Was dann geschieht, erschüttert sie zutiefst. Ihr ganzes Weltbild gerät ins Wanken – im wahrsten Sinn des Wortes:

Und siehe, es geschah ein großes Erdbeben.

Wer einmal Erdbeben erlebt hat, der weiß, wie dieses Schwanken beunruhigt und durcheinander bringt, selbst wenn die Wände um einen herum heil bleiben. Der feste und sichere Boden unter den Füßen ist plötzlich nicht mehr sicher und fest – und damit steht alles in Frage. Doch dieses Erdbeben ist nur ein Zeichen für das, was geschieht und was letztlich niemand beschreiben kann.

Das Geschehen lässt die Wachsoldaten wie tot zu Boden fallen.

Den Frauen erginge es nicht anders, würden sie nicht angesprochen: Fürchtet euch nicht! Ich weiß, dass ihr Jesus, den Gekreuzigten, sucht. Er ist nicht hier, er ist auferstanden!

Das und nichts weniger ist die Botschaft des Osterfestes, liebe Schwestern und Brüder: so provokativ, so gegen all unsere Erfahrung sie auch klingen mag.

Vergessen Sie die harmlosen Bilder vom Frühling, der nach langer Winterstarre neues Leben und neues Blühen bringt. Vergessen Sie den Schmetterling, der aus der starren Puppe schlüpft.

Ostern sagt das ganz Andere, das Unfassbare:

Der Gekreuzigte ist auferstanden!

Kommt her und seht die Stätte, wo er gelegen hat.

Der Engel gestattet den Frauen noch einen Blick, doch was bringt der ohne die Botschaft des Engels?

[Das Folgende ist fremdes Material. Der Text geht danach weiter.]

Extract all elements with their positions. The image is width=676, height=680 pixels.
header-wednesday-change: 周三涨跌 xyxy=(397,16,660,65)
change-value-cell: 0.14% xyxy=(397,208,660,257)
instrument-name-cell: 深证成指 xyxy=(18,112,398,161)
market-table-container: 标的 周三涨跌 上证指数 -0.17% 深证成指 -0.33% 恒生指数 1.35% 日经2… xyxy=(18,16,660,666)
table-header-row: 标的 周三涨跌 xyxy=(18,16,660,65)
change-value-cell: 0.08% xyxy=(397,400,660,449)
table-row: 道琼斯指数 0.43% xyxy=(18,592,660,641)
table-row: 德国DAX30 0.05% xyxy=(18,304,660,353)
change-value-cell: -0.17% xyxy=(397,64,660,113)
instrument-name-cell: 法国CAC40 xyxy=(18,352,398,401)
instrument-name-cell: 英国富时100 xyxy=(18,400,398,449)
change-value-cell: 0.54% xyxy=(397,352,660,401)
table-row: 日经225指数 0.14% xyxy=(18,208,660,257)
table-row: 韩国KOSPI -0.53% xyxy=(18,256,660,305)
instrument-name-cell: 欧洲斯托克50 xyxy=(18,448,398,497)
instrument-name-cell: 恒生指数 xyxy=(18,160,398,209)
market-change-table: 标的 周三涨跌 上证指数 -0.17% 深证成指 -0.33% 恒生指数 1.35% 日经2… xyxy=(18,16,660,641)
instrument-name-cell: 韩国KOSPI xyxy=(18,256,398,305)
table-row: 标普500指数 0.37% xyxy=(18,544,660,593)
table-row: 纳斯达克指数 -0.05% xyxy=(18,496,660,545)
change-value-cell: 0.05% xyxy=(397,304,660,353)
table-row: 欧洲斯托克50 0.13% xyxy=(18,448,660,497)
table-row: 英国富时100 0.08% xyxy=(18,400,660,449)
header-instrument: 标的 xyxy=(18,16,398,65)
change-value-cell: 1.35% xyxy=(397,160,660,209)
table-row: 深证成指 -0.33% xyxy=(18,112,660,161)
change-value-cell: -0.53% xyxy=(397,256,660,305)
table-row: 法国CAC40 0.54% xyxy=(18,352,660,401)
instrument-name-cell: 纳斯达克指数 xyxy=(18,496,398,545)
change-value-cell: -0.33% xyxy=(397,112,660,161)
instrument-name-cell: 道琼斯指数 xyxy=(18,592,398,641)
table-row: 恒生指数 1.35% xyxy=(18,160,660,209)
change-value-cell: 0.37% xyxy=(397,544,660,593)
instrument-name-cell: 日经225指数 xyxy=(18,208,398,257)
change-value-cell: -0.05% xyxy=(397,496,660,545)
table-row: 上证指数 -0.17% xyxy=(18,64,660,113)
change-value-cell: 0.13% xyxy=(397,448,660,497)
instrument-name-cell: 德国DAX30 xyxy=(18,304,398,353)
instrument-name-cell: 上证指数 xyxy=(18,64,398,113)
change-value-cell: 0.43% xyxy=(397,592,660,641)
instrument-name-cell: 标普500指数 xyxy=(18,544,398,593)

Da sind tausend Möglichkeiten der Erklärung:

Freunde haben den Leichnam versteckt, Gegner Jesu haben ihn weggeschafft, die Römer haben ihn beschlagnahmt, der Gärtner ihn umgebettet…

All das klingt in den biblischen Berichten an und erfasst gerade nicht die Wahrheit, die verkündigt wird: Der Gekreuzigte ist auferstanden!

Und dann schickt der Engel die Frauen weg. Kein Verweilen am Grab, kein Bleiben an einer Gedenkstätte, nein, Jesus lebt! Ihr müsst nicht seiner gedenken! Setzt euch seiner Gegenwart aus!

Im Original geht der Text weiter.